I leave Justin with my mom and go up to my room.

Why does my mom want to talk to him?

Did he not even come here for me?

Is he only here because my mom asked him to come over?

Is he even here for me?

I'm sure they are talking about me down there.

My mom probably just wants someone watching me in school, for the ten days we have left.

After that, I'm not sure what she will do.

Hannah is going away for camp as she does every summer, and my parents will be working full time.

She's not going to just leave me alone all day by myself.

She doesn't trust me anymore.

She is never going to leave me alone again.
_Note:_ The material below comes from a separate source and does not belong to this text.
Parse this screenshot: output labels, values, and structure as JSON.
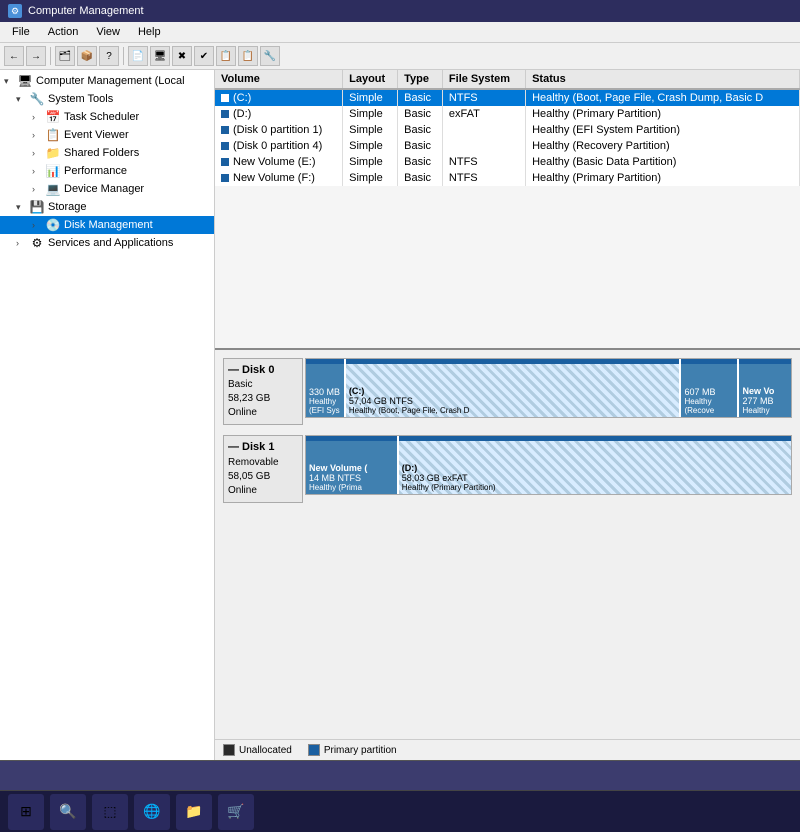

She is never going to let me miss a meal again, no matter how sick or full I am.

For the rest of my life, everyone is going to be shoving food down my throat.

The three meals I've eaten since I got home have all taken longer than any meal I ate in the last six months.

I though I cried a lot up there during meal time, but those tears do not even compare to the ones at the dinner table last night.

Everyone told me it would get easier.

They told me with time, improvements would come.

Yet I see no sign of any of that.

It hasn't gotten any easier.

I have learned the dangerous of not eating, I have realized that it almost killed me, I know that I need to eat to be healthy.

That doesn't make eating easier. Nothing does.

I sit on my bed and wait for my mother to call me downstairs.

What could they be talking about that I can't be there for?

I know they are talking about me, obviously.

I know they are worried.

I know they are all living in constant fear that I am going to starve again.

I know they are worried that if a next time happens, that I may not survive it.

I know how fearful they are.

I know that they are down there bonding over their fears for what may occur in the future if they don't all work together to prevent this all from happening.

I know that she is telling him all the doctor told her so he could help keep me on the path I am currently on.

But why won't she let me hear any of it?